Linking genetics, multi-omics and the life-course to disentangle the causal pathways involved in Alzheimer’s Disease
Presented by:
Dr Petroula PROITSI
Chaired by:
Professor SHAM Pak Chung
Date:
22 February 2024
Time:
8:00 am
-
9:00 am
Venue:
Lecture Room 211 A&B, 2/F, New Clinical Building, Queen Mary Hospital
Abstract:
Worldwide, over 50 million people are estimated to be affected by dementia, making it an increasing threat to global health. Developing effective strategies that prevent, delay, or halt its development has proven challenging because dementia is complex and has a long preclinical phase. New disease-modifying drugs show clinical benefit in the early stages of Alzheimer’s disease (AD), the most common form of dementia; however, they have modest efficacy and potential side effects.
We therefore need to identify easily accessible and scalable markers that will help us to better identify individuals ‘at risk’ of developing dementia as early as possible, to enable their recruitment into suitable clinical trials and prompt treatment when available.
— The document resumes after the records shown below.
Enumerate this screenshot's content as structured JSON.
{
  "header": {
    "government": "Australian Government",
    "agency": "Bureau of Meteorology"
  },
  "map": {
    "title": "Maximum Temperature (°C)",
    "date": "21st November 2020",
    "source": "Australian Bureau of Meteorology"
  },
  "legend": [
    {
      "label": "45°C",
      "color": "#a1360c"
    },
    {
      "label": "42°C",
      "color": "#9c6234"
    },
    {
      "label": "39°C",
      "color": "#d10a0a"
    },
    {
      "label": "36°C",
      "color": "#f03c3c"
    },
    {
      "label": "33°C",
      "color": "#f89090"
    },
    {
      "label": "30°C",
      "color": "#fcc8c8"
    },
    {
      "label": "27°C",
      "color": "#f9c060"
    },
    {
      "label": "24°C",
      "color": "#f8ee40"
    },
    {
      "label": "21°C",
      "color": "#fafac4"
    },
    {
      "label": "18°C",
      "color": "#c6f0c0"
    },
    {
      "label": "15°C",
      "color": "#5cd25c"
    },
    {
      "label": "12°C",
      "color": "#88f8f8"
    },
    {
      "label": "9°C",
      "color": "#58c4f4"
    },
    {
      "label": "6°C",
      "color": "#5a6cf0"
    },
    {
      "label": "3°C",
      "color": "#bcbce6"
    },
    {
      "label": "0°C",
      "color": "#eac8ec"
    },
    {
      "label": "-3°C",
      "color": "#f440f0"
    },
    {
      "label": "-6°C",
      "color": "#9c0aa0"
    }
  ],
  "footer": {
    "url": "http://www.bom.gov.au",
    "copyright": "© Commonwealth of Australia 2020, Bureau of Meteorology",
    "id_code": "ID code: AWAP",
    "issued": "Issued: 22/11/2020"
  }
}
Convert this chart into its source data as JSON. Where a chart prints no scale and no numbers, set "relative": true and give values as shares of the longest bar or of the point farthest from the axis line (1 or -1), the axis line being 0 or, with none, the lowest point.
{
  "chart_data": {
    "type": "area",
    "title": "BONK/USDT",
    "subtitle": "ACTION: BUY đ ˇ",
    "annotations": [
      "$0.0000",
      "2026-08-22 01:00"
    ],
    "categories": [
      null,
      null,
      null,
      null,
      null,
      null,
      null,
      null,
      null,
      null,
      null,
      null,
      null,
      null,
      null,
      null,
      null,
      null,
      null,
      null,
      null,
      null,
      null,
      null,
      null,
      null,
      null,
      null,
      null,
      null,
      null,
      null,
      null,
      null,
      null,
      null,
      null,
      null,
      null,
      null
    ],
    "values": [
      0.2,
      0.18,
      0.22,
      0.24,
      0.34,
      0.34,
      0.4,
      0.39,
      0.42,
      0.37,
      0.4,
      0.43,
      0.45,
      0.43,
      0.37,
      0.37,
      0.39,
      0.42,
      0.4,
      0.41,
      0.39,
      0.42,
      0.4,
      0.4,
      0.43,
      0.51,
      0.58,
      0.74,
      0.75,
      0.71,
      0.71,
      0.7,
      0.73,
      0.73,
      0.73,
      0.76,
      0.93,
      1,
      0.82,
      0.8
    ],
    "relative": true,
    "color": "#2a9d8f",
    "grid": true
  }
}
We also need to understand more about the causes of dementia, to design effective therapeutic and preventive strategies.
During this talk I will showcase examples of how we have used deeply-phenotyped datasets with multi-omic data such as metabolomics and proteomics, along with clinical and lifestyle information, and applied systems biology and genetic epidemiology approaches, to improve early detection and to unravel causal pathways in dementia.
I will talk about some past and current projects, as well as our future research direction, which will hopefully instigate future collaborations.